Onun ikinci bir ajandası asla olmamıştı. O, takdir edilmek, bir yerlere yaranmak ve menfaat elde etmek için değil yalnızca Allah’ın rızasını kazanmak için konuşmuştu. Bugün de ilgi görmesinin sebebi bu olmalı. Ömrünün sonuna yaklaştığını bilmeden faaliyetlerini hızlandıran Timurtaş Hoca, 28 Şubat postmodern darbesinden de çok zarar gördü. Takibatlar ve tahkikatlar neticesinde vaaz veremeyecek hâle geldi. Artık vazifeye devam edemeyecek duruma geldiğini hissettiğinde erken yaşta emekli oldu. Ne var ki emekliliğinin dokuzuncu ayında rahmet-i rahmana kavuştu.
12 Eylül 1980 darbesi sonrasında yargılamalar tüm ağırlığıyla yüklendi sırtına. Askeri Sıkıyönetim Mahkemesi, Ağır Ceza Mahkemesi, Devlet Güvenlik Mahkemesi gibi farklı dönemsel yargılamalarla boğuştu. Tüm bu sıkıntılar içerisinde 163. maddeye dayalı yargılamalardan, 1991 yılında merhum Turgut Özal’ın girişimiyle 163. maddenin 141 ve 142 ile birlikte kaldırılması ve neticesinde biraz rahatladı. Ta ki 28 Şubat dönemi gelindiğinde zinde kuvvetler 312. maddeyi yani Recep Tayyip Erdoğan’ı da mahkum ettikleri maddeyi kanunun satırları arasından bulup icat edene kadar…
Timurtaş Hoca 163. madde kaldırıldıktan sonra biraz nefes almıştı ve ama hiçbir zaman kabuğuna çekilmemiş, yaşadığı kötü muamelelerden dolayı da korkmamış, kimseyi de korkutmamıştı.
Takibat ve davalar sıkıntılıydı ama esas gözaltı dönemindeki işkence ve kötü muameleler daha yıkıcı oldu.
Timurtaş Hocanın ilk ifadeleri İstanbul Emniyetinin Gayrettepe’de bulunan 1. Şubesinde alındı. Burası “literatürde” (haşa) Allah yok, peygamber de izinde denilen yerdir. Onun için burada merhametten bahsetmenin de hiçbir anlamı yoktur.
Darbe günü gözaltına alındıktan sonra haber alamadığımız babamız, hayli zaman sonra adeta evimizin kapısına atıldı.
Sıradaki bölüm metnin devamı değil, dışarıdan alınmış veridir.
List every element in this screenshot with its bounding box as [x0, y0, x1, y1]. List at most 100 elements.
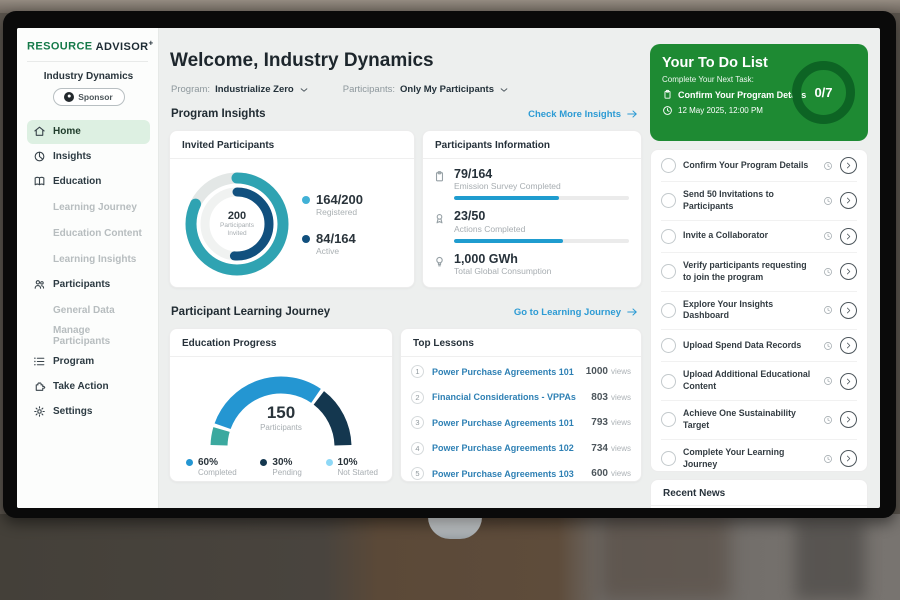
app-logo: RESOURCE ADVISOR+: [27, 38, 150, 53]
lesson-title-link[interactable]: Power Purchase Agreements 103: [432, 469, 591, 479]
clock-icon: [823, 196, 833, 206]
sidebar-item-learning-journey[interactable]: Learning Journey: [27, 195, 150, 220]
top-lessons-list: 1Power Purchase Agreements 1011000views2…: [401, 357, 641, 487]
task-checkbox[interactable]: [661, 412, 676, 427]
task-go-button[interactable]: [840, 302, 857, 319]
todo-task-row: Achieve One Sustainability Target: [661, 401, 857, 440]
sidebar-item-take-action[interactable]: Take Action: [27, 375, 150, 399]
lesson-title-link[interactable]: Power Purchase Agreements 101: [432, 418, 591, 428]
sidebar-item-education[interactable]: Education: [27, 170, 150, 194]
task-go-button[interactable]: [840, 157, 857, 174]
lesson-views-suffix: views: [611, 418, 631, 427]
lesson-views-suffix: views: [611, 444, 631, 453]
sidebar-item-participants[interactable]: Participants: [27, 273, 150, 297]
sidebar-item-insights[interactable]: Insights: [27, 145, 150, 169]
task-checkbox[interactable]: [661, 338, 676, 353]
medal-icon: [433, 212, 446, 225]
sidebar-item-learning-insights[interactable]: Learning Insights: [27, 247, 150, 272]
stat-label: Total Global Consumption: [454, 266, 629, 276]
program-filter-label: Program:: [171, 84, 210, 95]
stat-progress-fill: [454, 196, 559, 200]
legend-item-pending: 30%Pending: [260, 457, 301, 477]
task-checkbox[interactable]: [661, 374, 676, 389]
sponsor-icon: ●: [64, 92, 74, 102]
participants-icon: [33, 278, 46, 291]
stat-progress-fill: [454, 239, 563, 243]
legend-value: 60%: [198, 457, 237, 468]
todo-panel: Your To Do List Complete Your Next Task:…: [650, 28, 870, 508]
sidebar-item-general-data[interactable]: General Data: [27, 298, 150, 323]
clock-icon: [823, 454, 833, 464]
task-go-button[interactable]: [840, 228, 857, 245]
lesson-rank: 5: [411, 467, 424, 480]
gauge-legend: 60%Completed30%Pending10%Not Started: [170, 451, 392, 477]
chevron-down-icon: [499, 85, 509, 95]
task-checkbox[interactable]: [661, 193, 676, 208]
desk-scene: RESOURCE ADVISOR+ Industry Dynamics ● Sp…: [0, 0, 900, 600]
insights-icon: [33, 150, 46, 163]
lesson-row: 3Power Purchase Agreements 101793views: [411, 410, 631, 436]
task-checkbox[interactable]: [661, 264, 676, 279]
clipboard-icon: [662, 89, 673, 100]
task-label: Upload Additional Educational Content: [683, 369, 816, 393]
clock-icon: [823, 341, 833, 351]
sidebar-item-education-content[interactable]: Education Content: [27, 221, 150, 246]
sidebar-item-label: Take Action: [53, 381, 109, 392]
lesson-views-suffix: views: [611, 469, 631, 478]
legend-dot: [302, 235, 310, 243]
sidebar-item-label: Manage Participants: [53, 325, 144, 347]
lesson-row: 5Power Purchase Agreements 103600views: [411, 461, 631, 487]
lesson-title-link[interactable]: Power Purchase Agreements 101: [432, 367, 586, 377]
lesson-title-link[interactable]: Financial Considerations - VPPAs: [432, 392, 591, 402]
sidebar-item-settings[interactable]: Settings: [27, 400, 150, 424]
todo-task-list: Confirm Your Program DetailsSend 50 Invi…: [661, 150, 857, 472]
sidebar-item-program[interactable]: Program: [27, 350, 150, 374]
legend-value: 30%: [272, 457, 301, 468]
task-go-button[interactable]: [840, 373, 857, 390]
legend-value: 164/200: [316, 192, 363, 207]
sidebar-item-home[interactable]: Home: [27, 120, 150, 144]
legend-label: Pending: [272, 468, 301, 477]
task-go-button[interactable]: [840, 192, 857, 209]
task-checkbox[interactable]: [661, 229, 676, 244]
sidebar-item-label: Home: [53, 126, 81, 137]
background-blur-shape: [795, 520, 865, 600]
todo-task-row: Verify participants requesting to join t…: [661, 253, 857, 292]
check-more-insights-link[interactable]: Check More Insights: [528, 108, 638, 120]
legend-label: Completed: [198, 468, 237, 477]
task-go-button[interactable]: [840, 411, 857, 428]
task-checkbox[interactable]: [661, 451, 676, 466]
lesson-views-suffix: views: [611, 367, 631, 376]
background-blur-shape: [600, 514, 730, 600]
go-to-learning-journey-link[interactable]: Go to Learning Journey: [514, 306, 638, 318]
gauge-center-label: 150 Participants: [170, 403, 392, 432]
task-checkbox[interactable]: [661, 303, 676, 318]
legend-value: 10%: [338, 457, 378, 468]
lesson-rank: 1: [411, 365, 424, 378]
task-go-button[interactable]: [840, 337, 857, 354]
sidebar: RESOURCE ADVISOR+ Industry Dynamics ● Sp…: [17, 28, 159, 508]
sidebar-item-label: Learning Insights: [53, 254, 136, 265]
sidebar-item-manage-participants[interactable]: Manage Participants: [27, 324, 150, 349]
task-go-button[interactable]: [840, 450, 857, 467]
program-filter-dropdown[interactable]: Program: Industrialize Zero: [171, 84, 309, 95]
top-lessons-card: Top Lessons 1Power Purchase Agreements 1…: [400, 328, 642, 482]
sidebar-item-label: Education Content: [53, 228, 142, 239]
divider: [27, 61, 148, 62]
task-go-button[interactable]: [840, 263, 857, 280]
lesson-title-link[interactable]: Power Purchase Agreements 102: [432, 443, 591, 453]
settings-icon: [33, 405, 46, 418]
sidebar-item-label: Settings: [53, 406, 92, 417]
legend-item-completed: 60%Completed: [186, 457, 237, 477]
clock-icon: [823, 415, 833, 425]
logo-resource: RESOURCE: [27, 41, 93, 53]
sidebar-item-label: Program: [53, 356, 94, 367]
sponsor-badge[interactable]: ● Sponsor: [53, 88, 125, 106]
chevron-down-icon: [299, 85, 309, 95]
stat-row: 79/164Emission Survey Completed: [433, 167, 629, 200]
task-checkbox[interactable]: [661, 158, 676, 173]
legend-label: Registered: [316, 207, 363, 217]
sidebar-item-label: Participants: [53, 279, 110, 290]
stat-progress-bar: [454, 239, 629, 243]
participants-filter-dropdown[interactable]: Participants: Only My Participants: [343, 84, 509, 95]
Gayrettepe’de gördüğü işkence sırasında vücuduna elektrik verilen Timurtaş Hoca, bu nedenle sağ elinin iki, sol elinin iki ve ayaklarının birer parmağını kalan hayatında kullanamadı. Annemiz bu durumu uzun süre bizden sakladı.
Babamız, yaşadıklarını diğer din görevlilerine de “korkar, çekinir irşadı hakkıyla yapamazlar” diyerek uzunca süre anlatmadı.
Gayrettepe 1. ve 2. şube vardı meşhur. “Teşkilatı Mahsusa’dan önce Osmanlı’da 1. şube vardı ve istihbarata bakardı.” diyor bilenler. Osmanlı’dan bu yana 1. şube deyince akan sular durur, zira devletin gizli istihbarat işleri, devlet düşmanlarına karşı kontra işler buradan yönetilirmiş.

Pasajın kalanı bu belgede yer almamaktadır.